Congress is in a worse situation both organisationally and leadership. It is for the first time that Rahul Gandhi has demonstrated his organisational and leadership capabilities, but this last lap charge was good to get a good result, not to win the election. The party has no organisation in the Gujarat, not worth the name in most states. In order to build Rahul Gandhi’s leadership, other leadership capabilities have been kept in wraps. His ascent to the party presidentship, now a reality, remained a suspense for a long time. Others, including former Prime Minister Dr Manmohan Singh could only sing his paean, he was not even authorised to make a critical suggestion or offer to guide him. Obviously, all wanted him to get the credit for a win in Gujarat. But despite a creditable performance it was not enough to win the election. The party has no identifiable leader in Gujarat. A crisis of confidence would have prevailed had the Congress won and Rahul Gandhi led high command designated a non-entity as the leader and Chief Minister. Indeed, some of the leaders from the national capital – mind you, none of them is a national leader–visited the state for campaign, but the campaign was not led by an identifiable and notable state leadership. More than the BJP, the Congress is likely to face this crisis in forthcoming state elections. It is not beside the point that the party has lost prominent and identifiable young leadership to the BJP in some states, which helped the BJP to win and form the government. Unless Rahul Gandhi attends to this on an emergency basis and gives state organisations and leadership functional autonomy, the road to Congress revival would have deep potholes and elation at the success in Gujarat would be absolutely meaningless.

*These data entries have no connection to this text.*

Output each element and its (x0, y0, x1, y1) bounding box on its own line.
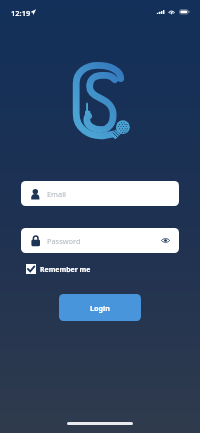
staticText: 12:19 (11, 8, 31, 18)
staticText: Email (47, 189, 66, 199)
staticText: Remember me (40, 265, 91, 274)
button[interactable]: Login (59, 294, 141, 321)
button[interactable]: Show password (158, 233, 173, 248)
button[interactable]: Password (21, 228, 179, 253)
staticText: Password (47, 236, 81, 246)
staticText: Login (90, 303, 110, 313)
button[interactable]: Remember me (23, 262, 97, 276)
button[interactable]: Email (21, 181, 179, 206)
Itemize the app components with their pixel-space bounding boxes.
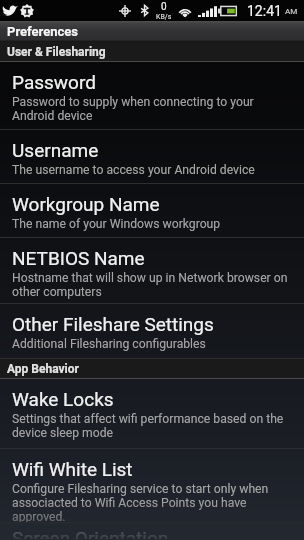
staticText: Hostname that will show up in Network br… xyxy=(12,271,292,299)
staticText: App Behavior xyxy=(7,362,79,376)
staticText: 12:41 xyxy=(247,3,282,19)
button[interactable]: Wifi White List xyxy=(0,449,304,523)
staticText: Workgroup Name xyxy=(12,193,160,215)
staticText: The name of your Windows workgroup xyxy=(12,217,221,231)
button[interactable]: NETBIOS Name xyxy=(0,238,304,304)
staticText: AM xyxy=(285,7,298,16)
button[interactable]: Workgroup Name xyxy=(0,184,304,238)
staticText: Settings that affect wifi performance ba… xyxy=(12,412,292,440)
staticText: NETBIOS Name xyxy=(12,247,145,269)
button[interactable]: Other Fileshare Settings xyxy=(0,304,304,359)
staticText: 0 xyxy=(161,1,167,13)
button[interactable]: Password xyxy=(0,62,304,130)
staticText: Wake Locks xyxy=(12,388,114,410)
staticText: Preferences xyxy=(7,24,79,39)
button[interactable]: Username xyxy=(0,130,304,184)
button[interactable]: Screen Orientation xyxy=(0,523,304,540)
button[interactable]: Wake Locks xyxy=(0,379,304,449)
staticText: Username xyxy=(12,139,99,161)
staticText: Password xyxy=(12,71,96,93)
staticText: Other Fileshare Settings xyxy=(12,313,214,335)
staticText: Configure Filesharing service to start o… xyxy=(12,482,292,522)
staticText: Password to supply when connecting to yo… xyxy=(12,95,292,123)
staticText: Screen Orientation xyxy=(12,527,169,539)
staticText: Additional Filesharing configurables xyxy=(12,337,206,351)
staticText: The username to access your Android devi… xyxy=(12,163,255,177)
staticText: KB/s xyxy=(156,13,172,21)
staticText: Wifi White List xyxy=(12,458,133,480)
staticText: User & Filesharing xyxy=(7,45,106,59)
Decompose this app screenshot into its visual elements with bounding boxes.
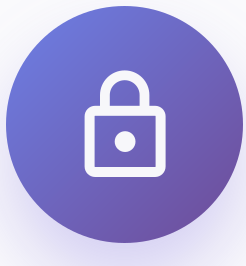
button[interactable]: Locked <box>6 6 243 243</box>
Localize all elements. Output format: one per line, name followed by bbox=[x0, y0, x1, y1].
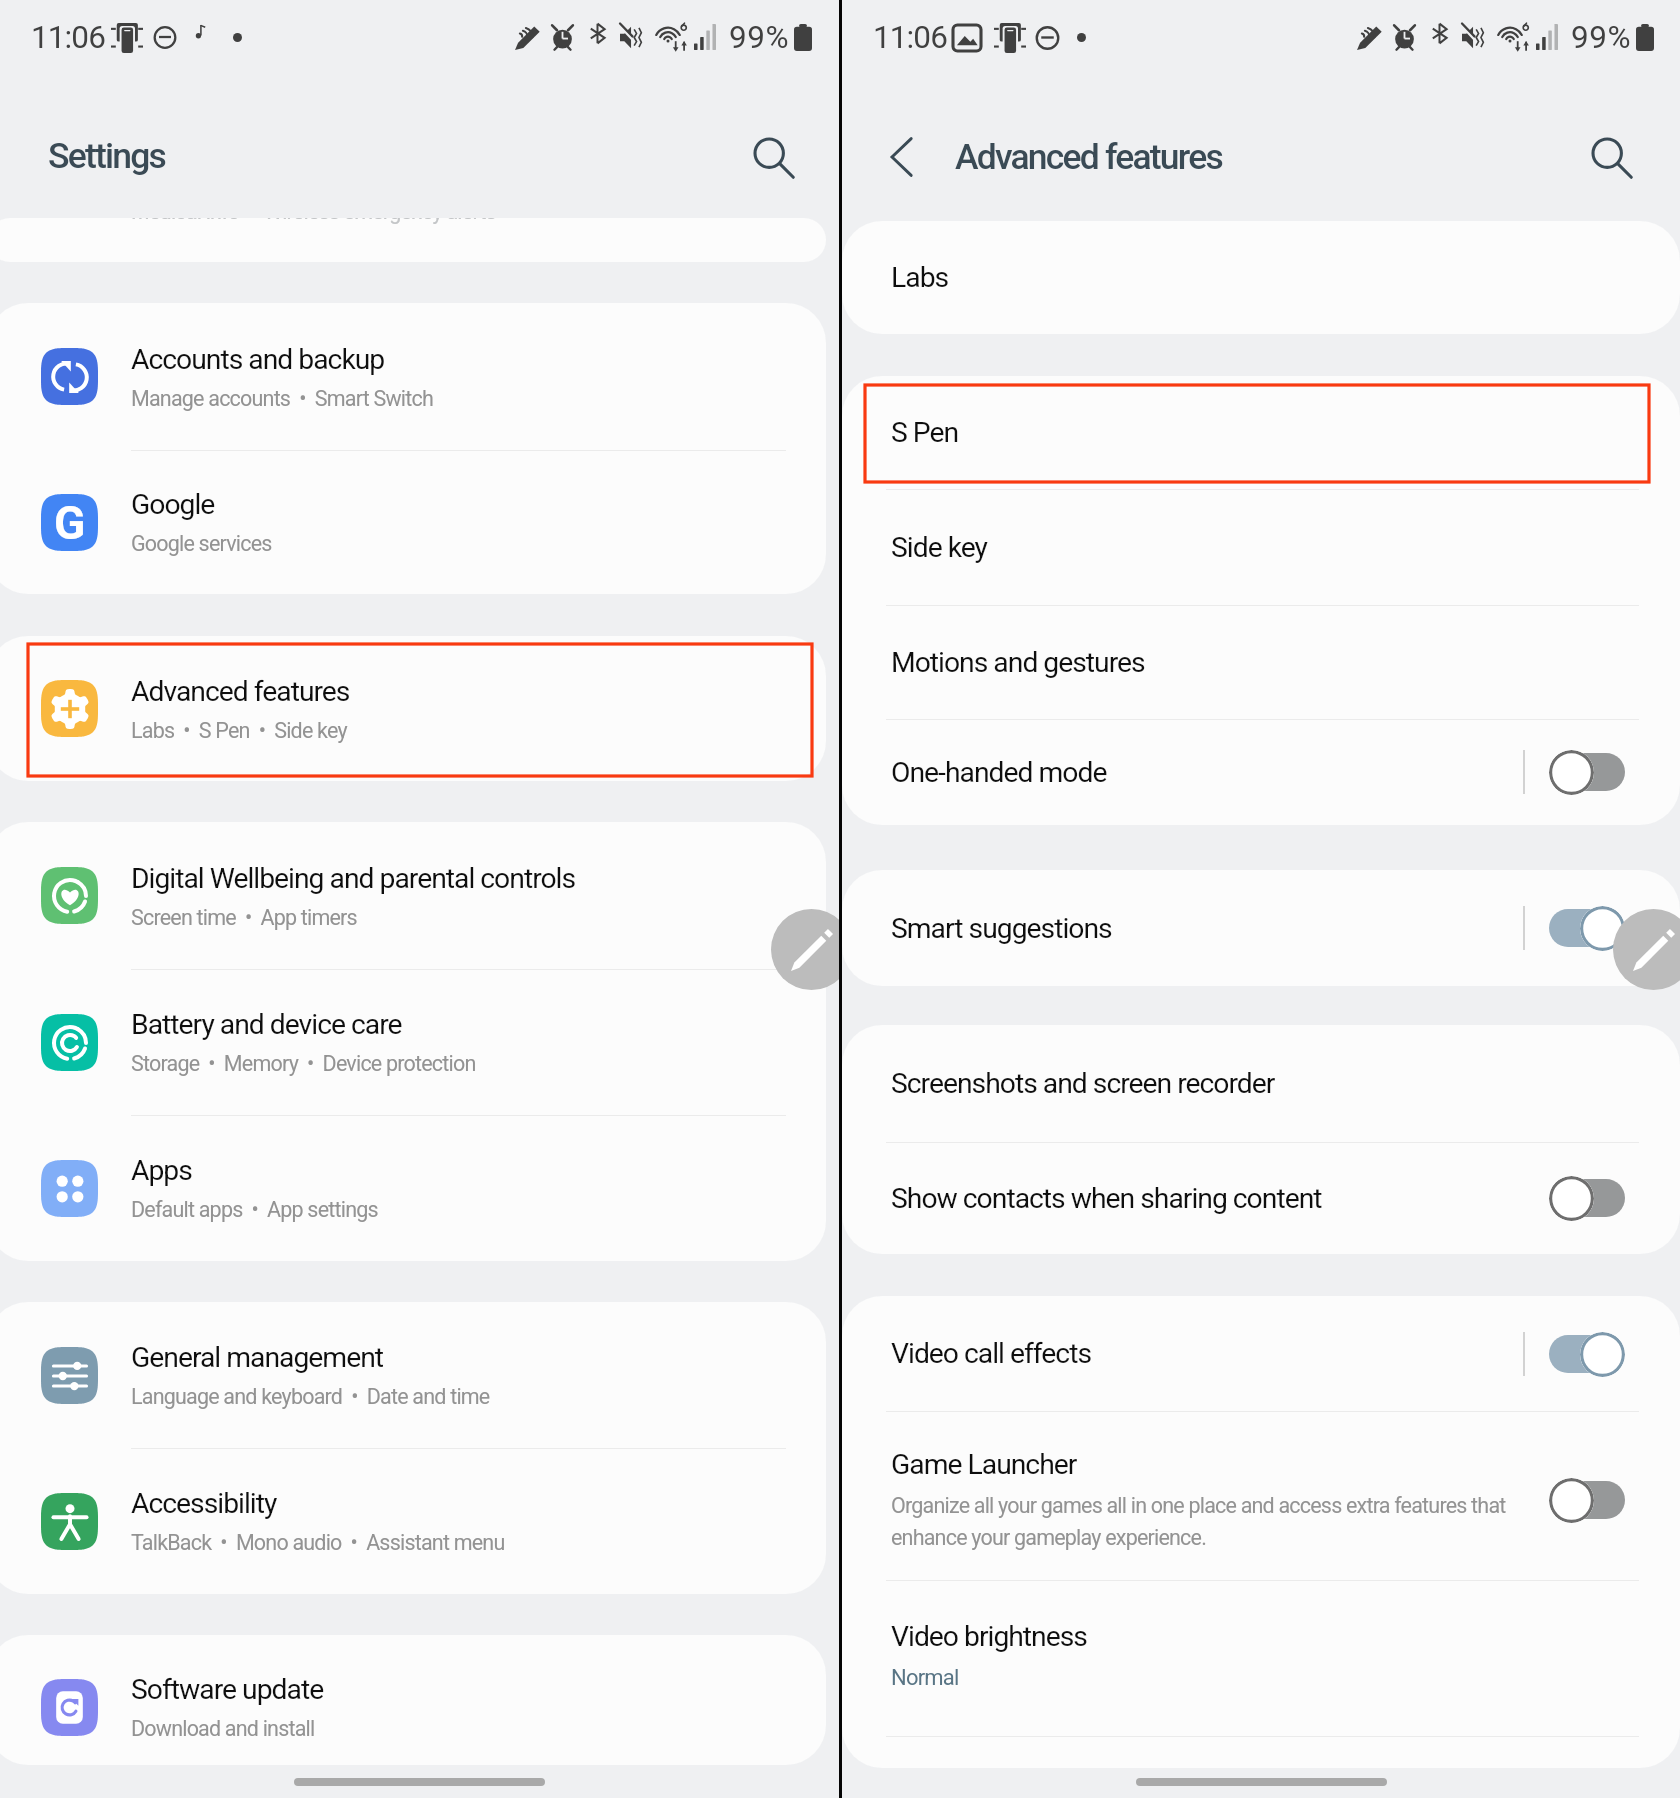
button[interactable]: Toggle off bbox=[1549, 749, 1625, 795]
staticText: Motions and gestures bbox=[891, 646, 1145, 679]
button[interactable]: Game Launcher bbox=[842, 1415, 1680, 1584]
staticText: Medical info • Wireless emergency alerts bbox=[131, 218, 496, 224]
button[interactable]: Accessibility bbox=[0, 1448, 826, 1594]
button[interactable]: Toggle off bbox=[1549, 1477, 1625, 1523]
staticText: Digital Wellbeing and parental controls bbox=[131, 862, 576, 895]
staticText: TalkBack • Mono audio • Assistant menu bbox=[131, 1530, 505, 1555]
button[interactable]: Digital Wellbeing and parental controls bbox=[0, 822, 826, 969]
button[interactable]: Battery and device care bbox=[0, 969, 826, 1115]
staticText: Smart suggestions bbox=[891, 912, 1523, 945]
button[interactable]: General management bbox=[0, 1302, 826, 1448]
staticText: Manage accounts • Smart Switch bbox=[131, 386, 433, 411]
button[interactable]: Screenshots and screen recorder bbox=[842, 1025, 1680, 1142]
staticText: Screen time • App timers bbox=[131, 905, 357, 930]
button[interactable]: Edit bbox=[771, 909, 852, 990]
staticText: Game Launcher bbox=[891, 1448, 1077, 1481]
button[interactable]: One-handed mode bbox=[842, 719, 1680, 825]
button[interactable]: Smart suggestions bbox=[842, 870, 1680, 986]
button[interactable]: Accounts and backup bbox=[0, 303, 826, 450]
staticText: Software update bbox=[131, 1673, 324, 1706]
button[interactable]: Software update bbox=[0, 1642, 826, 1765]
staticText: Battery and device care bbox=[131, 1008, 402, 1041]
button[interactable]: Search bbox=[742, 126, 804, 188]
button[interactable]: G bbox=[0, 450, 826, 594]
staticText: Normal bbox=[891, 1665, 959, 1691]
staticText: Organize all your games all in one place… bbox=[891, 1493, 1509, 1551]
staticText: Labs • S Pen • Side key bbox=[131, 718, 347, 743]
staticText: 11:06 bbox=[31, 19, 105, 56]
button[interactable]: Toggle on bbox=[1549, 905, 1625, 951]
staticText: Advanced features bbox=[131, 675, 350, 708]
button[interactable]: Toggle off bbox=[1549, 1175, 1625, 1221]
staticText: Apps bbox=[131, 1154, 192, 1187]
staticText: Accounts and backup bbox=[131, 343, 385, 376]
staticText: Download and install bbox=[131, 1716, 315, 1741]
button[interactable]: Toggle on bbox=[1549, 1331, 1625, 1377]
button[interactable]: Motions and gestures bbox=[842, 605, 1680, 719]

Elections to the state Assemblies in India are part of a year-to-year process, unending, keeping the parties on tenterhooks. No wonder the Prime Minister is pushing for ‘simultaneousizing’ elections (see cover story Uday India, October 17, 2017), whether practicable or not. This also calls for an unwritten commonly agreed upon code of conduct on how they would approach elections programmatically without personal rancour.
The BJP has reasons to celebrate, but sagacity and politeness in victory would not make the party look weak. A mirror cracked is the best way to describe this election from the Congress perspective. The BJP has won, the Congress lives to fight another day.